2017 was the era of utility tokens and ICOs. Since the second half of 2018, the whole world is talking about security tokens.
Last year, buzzwords such as "blockchain" or "cryptocurrencies" were taken up by just about any medium and the general public began to think about the topic. So-called initial coin offerings (ICOs) popped-up like mushrooms, leaving a good number of companies, as well as investors, with a bunch of money. But also, a lot of disgruntled investors who lost some of their assets. However, ICOs are not just a tool to get some fast money, but an innovative and necessary tool for corporate financing when used properly.
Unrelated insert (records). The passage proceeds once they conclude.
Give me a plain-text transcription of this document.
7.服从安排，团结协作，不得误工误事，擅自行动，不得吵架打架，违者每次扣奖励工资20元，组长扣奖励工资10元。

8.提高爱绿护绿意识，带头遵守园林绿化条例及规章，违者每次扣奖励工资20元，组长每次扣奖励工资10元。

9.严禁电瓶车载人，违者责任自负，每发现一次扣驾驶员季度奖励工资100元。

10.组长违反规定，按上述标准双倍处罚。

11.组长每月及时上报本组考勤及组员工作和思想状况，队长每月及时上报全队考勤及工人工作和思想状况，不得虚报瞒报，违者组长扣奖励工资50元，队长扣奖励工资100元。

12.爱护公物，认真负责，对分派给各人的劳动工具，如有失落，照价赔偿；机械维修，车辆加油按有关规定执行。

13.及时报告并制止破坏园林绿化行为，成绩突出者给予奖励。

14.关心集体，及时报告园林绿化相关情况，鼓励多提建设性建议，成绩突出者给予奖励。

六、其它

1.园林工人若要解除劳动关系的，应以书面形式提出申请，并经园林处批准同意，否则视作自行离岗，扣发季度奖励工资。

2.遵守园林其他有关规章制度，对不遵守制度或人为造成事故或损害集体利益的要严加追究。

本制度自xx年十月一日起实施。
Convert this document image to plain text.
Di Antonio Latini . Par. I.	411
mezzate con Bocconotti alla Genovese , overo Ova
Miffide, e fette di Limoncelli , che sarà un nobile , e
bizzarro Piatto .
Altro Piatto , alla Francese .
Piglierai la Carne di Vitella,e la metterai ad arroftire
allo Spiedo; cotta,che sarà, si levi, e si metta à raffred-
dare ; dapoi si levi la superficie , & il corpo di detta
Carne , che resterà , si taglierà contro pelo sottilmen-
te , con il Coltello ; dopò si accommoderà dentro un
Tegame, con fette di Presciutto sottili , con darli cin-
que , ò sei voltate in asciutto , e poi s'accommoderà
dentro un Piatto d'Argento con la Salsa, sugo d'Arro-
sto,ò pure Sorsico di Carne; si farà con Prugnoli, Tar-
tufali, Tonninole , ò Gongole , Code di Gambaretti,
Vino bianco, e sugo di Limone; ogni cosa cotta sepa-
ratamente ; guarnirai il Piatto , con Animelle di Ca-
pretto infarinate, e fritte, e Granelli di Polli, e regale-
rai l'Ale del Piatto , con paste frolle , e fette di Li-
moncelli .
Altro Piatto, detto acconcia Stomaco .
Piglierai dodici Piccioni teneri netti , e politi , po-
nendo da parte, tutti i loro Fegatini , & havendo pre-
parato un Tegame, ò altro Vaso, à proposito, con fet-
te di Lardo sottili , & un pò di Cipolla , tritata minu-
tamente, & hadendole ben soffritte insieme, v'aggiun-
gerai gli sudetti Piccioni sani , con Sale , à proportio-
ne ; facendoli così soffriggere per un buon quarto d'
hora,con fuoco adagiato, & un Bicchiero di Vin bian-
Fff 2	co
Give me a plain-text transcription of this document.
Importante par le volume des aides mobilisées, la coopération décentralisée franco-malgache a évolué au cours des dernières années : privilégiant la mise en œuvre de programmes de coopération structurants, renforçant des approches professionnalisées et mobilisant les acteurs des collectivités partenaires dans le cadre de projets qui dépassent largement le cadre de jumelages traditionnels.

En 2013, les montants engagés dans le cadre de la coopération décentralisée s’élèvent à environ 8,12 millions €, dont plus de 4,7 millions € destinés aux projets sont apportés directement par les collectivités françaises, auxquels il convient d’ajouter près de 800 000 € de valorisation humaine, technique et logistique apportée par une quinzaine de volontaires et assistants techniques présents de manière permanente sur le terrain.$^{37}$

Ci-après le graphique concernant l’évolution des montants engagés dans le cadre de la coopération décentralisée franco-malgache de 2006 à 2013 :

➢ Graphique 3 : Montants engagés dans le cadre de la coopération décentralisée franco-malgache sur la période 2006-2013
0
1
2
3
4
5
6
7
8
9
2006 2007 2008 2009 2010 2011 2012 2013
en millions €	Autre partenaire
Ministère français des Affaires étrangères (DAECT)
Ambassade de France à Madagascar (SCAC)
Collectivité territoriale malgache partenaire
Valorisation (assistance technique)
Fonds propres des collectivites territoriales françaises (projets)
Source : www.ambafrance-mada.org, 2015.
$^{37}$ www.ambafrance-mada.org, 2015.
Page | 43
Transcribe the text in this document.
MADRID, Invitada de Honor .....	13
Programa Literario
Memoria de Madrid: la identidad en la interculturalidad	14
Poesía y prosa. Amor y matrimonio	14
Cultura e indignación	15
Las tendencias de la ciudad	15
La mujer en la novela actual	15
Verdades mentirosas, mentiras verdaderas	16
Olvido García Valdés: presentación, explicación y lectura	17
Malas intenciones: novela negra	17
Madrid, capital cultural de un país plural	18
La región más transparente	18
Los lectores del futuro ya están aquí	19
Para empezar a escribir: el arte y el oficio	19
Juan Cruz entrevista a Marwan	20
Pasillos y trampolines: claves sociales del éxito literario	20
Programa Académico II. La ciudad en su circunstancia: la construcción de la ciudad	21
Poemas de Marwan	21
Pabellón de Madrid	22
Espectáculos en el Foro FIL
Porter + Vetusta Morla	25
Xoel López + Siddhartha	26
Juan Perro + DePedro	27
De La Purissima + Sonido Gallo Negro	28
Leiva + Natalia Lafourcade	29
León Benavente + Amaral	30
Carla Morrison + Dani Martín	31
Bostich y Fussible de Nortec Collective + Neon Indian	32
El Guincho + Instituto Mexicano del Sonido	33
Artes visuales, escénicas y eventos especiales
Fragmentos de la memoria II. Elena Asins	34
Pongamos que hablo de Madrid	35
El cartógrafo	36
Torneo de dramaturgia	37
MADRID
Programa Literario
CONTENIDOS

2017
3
Until mid of this year, ICOs were booming, mostly selling utility tokens. Currently, in the second half of 2018, security tokens as an investment opportunity and security token offerings (STOs) for corporate financing are slowly gaining ground.
Utility Token vs. Security Token - what's the difference?
To understand why security tokens are becoming more and more important as a financing and investment tool, as well as bringing some calm to the entire crypto craziness and providing more security for investors, one should understand the difference between security and utility tokens.
If a company creates tokens that give users access to services or products, we are talking about utility tokens. An essential feature of these tokens is that they are not designed as an investment but represent a kind of "digital ticket". By selling these tickets in a crowd sale (the ICO), the company receives the funds it needs, and investors receive tokens that they can immediately, but mostly in the future, exchange for products and / or services of the same company. Ideally, as the utility tokens gain in value through rising demand, investors are speculating on an additional profit on a later sale. However, the value is determined purely by supply and demand, or by what a buyer is willing to pay for it.
A security token, on the other hand, derives its value from the performance of the enterprise behind it. In simple terms, therefore, it is to be regarded as a digitized or even more specific "tokenized" security and is consequently also subject to securities regulations. Security tokens can thus represent shares, bonds, dividend-right certificates, etc., and in each case represent a monetary investment.
The advantage, both for the publishers as well as for the buyers of the security tokens, is the security, through the legal regulation of securities. One example is CONDA's recently issued digitized corporate shares to all existing shareholders. Each token represents a no-par-value share and when a token is transferred from one shareholder to another, a non-manipulable entry on the blockchain occurs, on basis of which the entry in the share register of the company takes place. The transfer of a token is equated with the traditional transfer of a stock. In addition, security tokens can be transferred more easily regardless of location and the resulting costs can be reduced.
What does this have to do with crowdinvesting?
Crowdfunding means financing a company / project etc. through the many. Many individuals invest small amounts and thus finance the project as a crowd. If the investors not only receive a gift, but in the best case, they draw a financial profit (through loans, profit participation rights, shares, etc.) we call it “crowdinvesting”.
Crowdinvesting has established itself as alternative financing tool in recent years and has already undergone tremendous development as a result of legal, technological and tax changes. In the last year, especially the technological advances came in handy for the financing tool - as you might expect - with the introduction of smart contracts (what are smart contracts) and blockchain technology.
STOs are therefore simply crowdfunding using blockchain technology. With the advantages that transactions are transparent and secure, payments can be made faster and more efficiently, and switching off intermediaries saves additional costs.